From Occupation to Revolution


by John Spritzler and Dave Stratman

November 7, 2011


There is no step the OWS movement can take that would have greater impact than to decide explicitly that its goal is revolution.

Transforming the whole society has in fact underlain the movement from the start.  It is implicit in the movement’s profound commitment to democracy, to equality among participants, to sharing and support for each other.  Why should the values embodied in OWS be limited to a few blocks in towns and cities across America?  The movement’s refusal to focus on specific demands is an unspoken acknowledgement that the whole society has to change.

To make transforming the whole society its explicit goal would clarify the agenda for the coming years: a national and international dialogue about how to defeat the ruling elites and what a post-revolutionary society should look like.

If OWS takes this step, then folding the tents in the heart of winter (or losing them to police raids) will matter less.  The revolutionary strategy can be carried out even without them.  The movement can scatter and regroup as the situation demands.

What does it mean to make revolution the goal?  Does it mean picking up a gun or smashing bank windows or attacking the police?  No, it certainly does not.  It means building on the foundations already established by OWS:  equal and supportive relationships among the people and democracy in decision-making. The question is how to extend these to all of society.

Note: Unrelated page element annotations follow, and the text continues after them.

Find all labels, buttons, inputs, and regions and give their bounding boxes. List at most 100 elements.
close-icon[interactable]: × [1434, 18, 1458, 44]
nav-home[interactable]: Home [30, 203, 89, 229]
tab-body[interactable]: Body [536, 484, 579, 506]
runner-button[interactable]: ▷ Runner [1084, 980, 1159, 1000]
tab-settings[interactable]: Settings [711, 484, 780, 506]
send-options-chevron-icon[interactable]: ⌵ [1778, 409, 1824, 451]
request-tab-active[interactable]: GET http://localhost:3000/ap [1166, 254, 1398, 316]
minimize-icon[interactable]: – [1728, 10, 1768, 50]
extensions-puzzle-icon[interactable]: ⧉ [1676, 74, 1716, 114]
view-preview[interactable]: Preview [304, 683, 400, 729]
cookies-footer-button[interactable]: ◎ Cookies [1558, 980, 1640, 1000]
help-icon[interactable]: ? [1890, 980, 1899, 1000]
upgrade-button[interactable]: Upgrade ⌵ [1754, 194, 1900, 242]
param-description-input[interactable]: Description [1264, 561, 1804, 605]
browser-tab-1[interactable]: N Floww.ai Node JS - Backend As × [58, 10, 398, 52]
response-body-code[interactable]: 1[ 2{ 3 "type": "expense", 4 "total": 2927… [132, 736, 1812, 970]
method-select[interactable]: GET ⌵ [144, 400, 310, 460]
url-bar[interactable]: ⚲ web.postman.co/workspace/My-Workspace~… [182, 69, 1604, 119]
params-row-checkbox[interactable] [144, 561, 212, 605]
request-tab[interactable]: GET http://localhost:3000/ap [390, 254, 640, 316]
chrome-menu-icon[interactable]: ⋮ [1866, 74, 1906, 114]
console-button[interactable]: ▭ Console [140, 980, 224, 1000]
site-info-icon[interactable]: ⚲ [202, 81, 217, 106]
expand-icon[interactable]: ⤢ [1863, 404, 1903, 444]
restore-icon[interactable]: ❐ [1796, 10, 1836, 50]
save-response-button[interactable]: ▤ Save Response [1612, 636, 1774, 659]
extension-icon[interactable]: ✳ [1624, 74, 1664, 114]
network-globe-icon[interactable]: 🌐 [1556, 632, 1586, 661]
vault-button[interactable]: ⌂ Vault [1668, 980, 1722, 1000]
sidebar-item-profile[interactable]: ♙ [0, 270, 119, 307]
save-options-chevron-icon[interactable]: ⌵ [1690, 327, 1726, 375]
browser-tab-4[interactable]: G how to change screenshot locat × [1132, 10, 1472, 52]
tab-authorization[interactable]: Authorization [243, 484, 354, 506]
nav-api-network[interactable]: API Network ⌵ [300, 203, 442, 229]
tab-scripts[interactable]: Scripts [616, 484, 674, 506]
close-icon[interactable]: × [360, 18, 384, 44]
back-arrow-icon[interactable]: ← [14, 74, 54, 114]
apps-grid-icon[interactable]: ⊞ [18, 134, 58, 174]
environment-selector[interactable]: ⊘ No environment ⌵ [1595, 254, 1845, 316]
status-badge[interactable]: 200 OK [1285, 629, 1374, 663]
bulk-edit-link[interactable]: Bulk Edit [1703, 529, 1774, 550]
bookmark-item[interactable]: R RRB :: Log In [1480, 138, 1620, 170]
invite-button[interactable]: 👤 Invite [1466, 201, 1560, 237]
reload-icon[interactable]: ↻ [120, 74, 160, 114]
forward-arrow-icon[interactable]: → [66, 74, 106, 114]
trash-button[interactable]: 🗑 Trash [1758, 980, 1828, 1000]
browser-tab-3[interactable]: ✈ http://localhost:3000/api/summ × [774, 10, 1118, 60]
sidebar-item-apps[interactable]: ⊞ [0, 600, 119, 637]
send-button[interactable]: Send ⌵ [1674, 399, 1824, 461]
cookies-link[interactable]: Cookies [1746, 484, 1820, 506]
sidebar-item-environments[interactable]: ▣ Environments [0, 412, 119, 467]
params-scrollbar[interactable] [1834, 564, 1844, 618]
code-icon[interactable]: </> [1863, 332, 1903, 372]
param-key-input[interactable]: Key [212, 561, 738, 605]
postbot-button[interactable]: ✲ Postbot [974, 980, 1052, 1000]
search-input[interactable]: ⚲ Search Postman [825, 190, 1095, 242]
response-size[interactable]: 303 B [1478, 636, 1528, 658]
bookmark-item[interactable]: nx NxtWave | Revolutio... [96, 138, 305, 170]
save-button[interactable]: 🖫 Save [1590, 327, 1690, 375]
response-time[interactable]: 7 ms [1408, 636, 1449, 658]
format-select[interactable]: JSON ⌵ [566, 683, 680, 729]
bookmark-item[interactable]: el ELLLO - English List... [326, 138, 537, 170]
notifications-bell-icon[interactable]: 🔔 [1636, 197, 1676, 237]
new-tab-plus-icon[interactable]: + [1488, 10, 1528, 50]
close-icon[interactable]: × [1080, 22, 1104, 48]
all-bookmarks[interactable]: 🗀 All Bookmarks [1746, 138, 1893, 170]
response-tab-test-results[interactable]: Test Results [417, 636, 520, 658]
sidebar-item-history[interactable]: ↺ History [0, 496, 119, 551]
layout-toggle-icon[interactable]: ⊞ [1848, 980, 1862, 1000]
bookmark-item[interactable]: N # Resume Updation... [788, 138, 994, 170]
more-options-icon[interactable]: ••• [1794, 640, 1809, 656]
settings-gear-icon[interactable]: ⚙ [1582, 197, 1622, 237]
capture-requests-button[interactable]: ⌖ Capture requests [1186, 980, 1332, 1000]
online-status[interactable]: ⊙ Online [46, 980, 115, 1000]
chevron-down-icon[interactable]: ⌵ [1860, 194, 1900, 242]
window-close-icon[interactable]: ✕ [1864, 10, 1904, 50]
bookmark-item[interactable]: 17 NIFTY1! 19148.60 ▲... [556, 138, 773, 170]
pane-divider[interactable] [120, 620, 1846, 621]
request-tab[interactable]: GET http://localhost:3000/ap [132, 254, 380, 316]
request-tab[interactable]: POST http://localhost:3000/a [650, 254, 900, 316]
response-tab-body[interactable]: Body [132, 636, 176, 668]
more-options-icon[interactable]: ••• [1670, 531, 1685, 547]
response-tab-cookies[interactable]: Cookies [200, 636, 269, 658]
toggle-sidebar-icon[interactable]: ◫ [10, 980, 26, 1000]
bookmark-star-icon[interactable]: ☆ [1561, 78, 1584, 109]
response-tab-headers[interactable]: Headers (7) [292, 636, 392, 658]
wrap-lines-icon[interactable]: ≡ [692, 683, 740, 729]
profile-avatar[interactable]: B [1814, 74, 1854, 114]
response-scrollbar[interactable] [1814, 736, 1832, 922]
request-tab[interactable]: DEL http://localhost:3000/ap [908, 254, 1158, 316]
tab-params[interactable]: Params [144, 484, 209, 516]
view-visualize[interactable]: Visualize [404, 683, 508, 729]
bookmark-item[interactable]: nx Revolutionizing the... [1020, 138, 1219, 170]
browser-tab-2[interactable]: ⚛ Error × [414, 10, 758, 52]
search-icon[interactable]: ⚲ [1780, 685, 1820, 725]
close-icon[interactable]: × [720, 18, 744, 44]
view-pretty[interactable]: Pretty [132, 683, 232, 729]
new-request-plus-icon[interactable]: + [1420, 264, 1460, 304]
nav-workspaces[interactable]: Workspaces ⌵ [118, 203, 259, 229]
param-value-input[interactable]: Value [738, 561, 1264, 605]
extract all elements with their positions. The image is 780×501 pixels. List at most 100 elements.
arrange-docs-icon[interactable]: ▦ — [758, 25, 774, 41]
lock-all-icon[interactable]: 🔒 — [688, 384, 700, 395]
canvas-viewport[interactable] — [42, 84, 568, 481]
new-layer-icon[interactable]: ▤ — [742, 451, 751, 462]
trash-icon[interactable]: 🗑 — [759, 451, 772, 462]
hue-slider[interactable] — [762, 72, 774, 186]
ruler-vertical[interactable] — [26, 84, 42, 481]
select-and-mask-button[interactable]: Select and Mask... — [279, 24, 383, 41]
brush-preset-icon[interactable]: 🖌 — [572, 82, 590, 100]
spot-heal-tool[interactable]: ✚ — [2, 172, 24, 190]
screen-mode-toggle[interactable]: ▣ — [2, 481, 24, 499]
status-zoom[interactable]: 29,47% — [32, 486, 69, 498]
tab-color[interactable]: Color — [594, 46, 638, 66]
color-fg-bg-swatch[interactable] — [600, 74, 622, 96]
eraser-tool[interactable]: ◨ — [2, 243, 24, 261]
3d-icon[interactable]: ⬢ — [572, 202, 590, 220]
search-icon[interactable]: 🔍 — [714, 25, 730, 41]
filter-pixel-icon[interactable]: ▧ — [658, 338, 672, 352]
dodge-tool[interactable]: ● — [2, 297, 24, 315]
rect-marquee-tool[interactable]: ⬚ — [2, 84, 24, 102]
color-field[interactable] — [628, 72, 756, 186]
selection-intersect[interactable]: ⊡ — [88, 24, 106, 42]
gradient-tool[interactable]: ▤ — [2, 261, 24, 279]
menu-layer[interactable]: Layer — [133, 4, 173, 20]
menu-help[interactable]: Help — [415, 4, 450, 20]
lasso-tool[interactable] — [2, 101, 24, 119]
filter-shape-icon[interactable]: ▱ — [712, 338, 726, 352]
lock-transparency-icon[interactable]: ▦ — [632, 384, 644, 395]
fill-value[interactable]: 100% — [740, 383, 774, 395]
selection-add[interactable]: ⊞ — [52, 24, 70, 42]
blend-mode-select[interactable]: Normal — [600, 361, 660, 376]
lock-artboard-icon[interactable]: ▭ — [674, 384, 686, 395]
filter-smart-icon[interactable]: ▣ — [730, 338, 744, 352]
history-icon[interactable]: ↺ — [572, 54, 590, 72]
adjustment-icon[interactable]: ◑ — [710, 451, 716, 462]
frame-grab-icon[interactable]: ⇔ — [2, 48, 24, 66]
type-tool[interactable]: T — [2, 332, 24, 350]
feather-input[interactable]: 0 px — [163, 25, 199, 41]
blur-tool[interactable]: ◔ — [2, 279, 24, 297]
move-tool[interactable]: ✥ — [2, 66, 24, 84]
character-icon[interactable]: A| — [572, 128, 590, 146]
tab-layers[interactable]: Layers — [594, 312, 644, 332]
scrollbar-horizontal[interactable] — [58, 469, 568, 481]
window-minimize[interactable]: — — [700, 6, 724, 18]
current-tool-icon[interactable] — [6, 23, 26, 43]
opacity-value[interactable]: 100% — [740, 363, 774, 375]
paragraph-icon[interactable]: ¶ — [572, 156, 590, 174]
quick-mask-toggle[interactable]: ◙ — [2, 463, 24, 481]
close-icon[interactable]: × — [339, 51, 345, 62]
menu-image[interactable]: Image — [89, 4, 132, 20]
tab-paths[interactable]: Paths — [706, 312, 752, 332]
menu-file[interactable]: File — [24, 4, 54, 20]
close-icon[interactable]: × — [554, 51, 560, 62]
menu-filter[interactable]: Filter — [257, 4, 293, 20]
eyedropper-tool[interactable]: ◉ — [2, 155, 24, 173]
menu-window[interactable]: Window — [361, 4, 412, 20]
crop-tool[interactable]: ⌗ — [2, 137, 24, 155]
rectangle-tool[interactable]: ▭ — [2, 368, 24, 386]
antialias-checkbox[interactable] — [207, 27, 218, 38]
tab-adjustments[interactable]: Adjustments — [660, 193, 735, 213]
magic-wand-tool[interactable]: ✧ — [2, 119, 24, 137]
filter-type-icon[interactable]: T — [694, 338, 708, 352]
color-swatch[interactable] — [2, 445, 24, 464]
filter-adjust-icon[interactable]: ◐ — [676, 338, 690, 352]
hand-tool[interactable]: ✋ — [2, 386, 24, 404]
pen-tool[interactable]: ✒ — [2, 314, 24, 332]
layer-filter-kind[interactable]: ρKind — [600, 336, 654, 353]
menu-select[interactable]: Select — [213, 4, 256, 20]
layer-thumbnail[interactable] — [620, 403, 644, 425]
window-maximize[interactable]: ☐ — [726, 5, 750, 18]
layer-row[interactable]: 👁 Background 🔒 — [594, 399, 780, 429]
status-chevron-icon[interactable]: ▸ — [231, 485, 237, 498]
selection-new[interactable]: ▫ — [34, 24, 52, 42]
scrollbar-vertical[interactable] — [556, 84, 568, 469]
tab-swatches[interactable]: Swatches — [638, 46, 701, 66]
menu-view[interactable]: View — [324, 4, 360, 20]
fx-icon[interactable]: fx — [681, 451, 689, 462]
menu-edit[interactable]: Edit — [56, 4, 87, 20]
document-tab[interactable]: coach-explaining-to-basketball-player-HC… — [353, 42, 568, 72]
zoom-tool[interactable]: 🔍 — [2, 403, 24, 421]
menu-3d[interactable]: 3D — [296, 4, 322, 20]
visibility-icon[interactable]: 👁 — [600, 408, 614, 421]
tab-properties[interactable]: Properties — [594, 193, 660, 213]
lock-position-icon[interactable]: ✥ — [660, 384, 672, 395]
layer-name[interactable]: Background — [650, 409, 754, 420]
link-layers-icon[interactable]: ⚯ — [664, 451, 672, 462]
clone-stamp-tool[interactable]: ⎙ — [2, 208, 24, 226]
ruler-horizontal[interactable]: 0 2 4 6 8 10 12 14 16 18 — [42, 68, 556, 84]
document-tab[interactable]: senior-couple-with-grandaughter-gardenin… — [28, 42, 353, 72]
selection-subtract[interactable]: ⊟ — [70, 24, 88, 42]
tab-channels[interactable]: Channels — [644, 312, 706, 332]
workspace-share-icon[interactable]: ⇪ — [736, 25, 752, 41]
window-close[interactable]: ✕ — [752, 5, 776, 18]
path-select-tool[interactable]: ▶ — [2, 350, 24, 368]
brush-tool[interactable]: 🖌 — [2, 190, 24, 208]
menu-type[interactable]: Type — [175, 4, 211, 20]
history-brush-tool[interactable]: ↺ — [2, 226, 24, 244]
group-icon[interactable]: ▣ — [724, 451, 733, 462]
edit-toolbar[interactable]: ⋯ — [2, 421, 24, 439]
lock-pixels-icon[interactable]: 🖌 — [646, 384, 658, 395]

Some believe that if occupiers hang on long enough, then the desired changes will happen.  Others believe that if enough people get themselves arrested in civil disobedience actions, this will exert “moral suasion” (as Gandhi called it) on the rules and make them change their ways.  Some think that if everybody can agree on a few realistic demands, that will do it.  And some believe that electing different politicians will solve our problems.

None of the above actions can succeed, however.  Any solutions which do not remove the ruling elite from power and create a real democracy offer only more of the same. Difficult though it may be to achieve, revolution is the only practical solution to our problems.

To declare its goal to be revolution would transform the OWS movement. OWS would have a strategic goal within which the movement can develop tactics and measure success. By declaring its goal to be to defeat the 1% and extend equality and sharing and democracy to all of society, OWS would gain a new level of consciousness and create the possibility for far deeper ties and participation from the wider community.

The chief elements of a revolutionary strategy are recruiting to the movement and spreading revolutionary ideas—that the ruling class has no legitimacy, that revolution is necessary, that it is possible, and that it is the only way to create a society based on equality and mutual aid and democracy.  Tactics would emphasize communicating these ideas to a wider public and recruiting fresh forces to the discussion of how to defeat the elite and how to make a new world.

Every Occupation should become a base camp for spreading the idea of revolution and recruiting to the movement. Occupations should actively reach out to the larger community, as Occupy Boston did recently when it cooperated with Occupy the Hood and local people to stage a large rally in the heart of the black community. The rally focused on local concerns, especially police brutality, but put them in the larger picture of inequality in American society.

The OWS movement has already found huge resonance with ordinary people across America and the world.  The now-famous sign seen at OWS, “The beginning is near,” touched on a profound truth. Millions of people nationally, perhaps billions worldwide, long for a world based on the values which OWS has expressed. There is no better way for OWS to unite itself with these aspirations for a new world than to declare revolution to be its goal.

How might the Occupy movement proceed to embrace revolution as its goal? Perhaps a Declaration of Revolutionary Aims or some such document could declare the movement’s determination to defeat the rulers and outline some principles on which a new society might be based: for example, economic production to fulfill human needs, not profit; a sharing society in which all who contribute would have equal access to social goods; decentralized government based on federated local assemblies. (Our essay, “Thinking about Revolution,” outlines what a new society might look like.)

No doubt people’s sense of social possibility will grow more expansive as the movement grows in self-confidence. The point now is to start imagining a new world and put fighting for it on the agenda.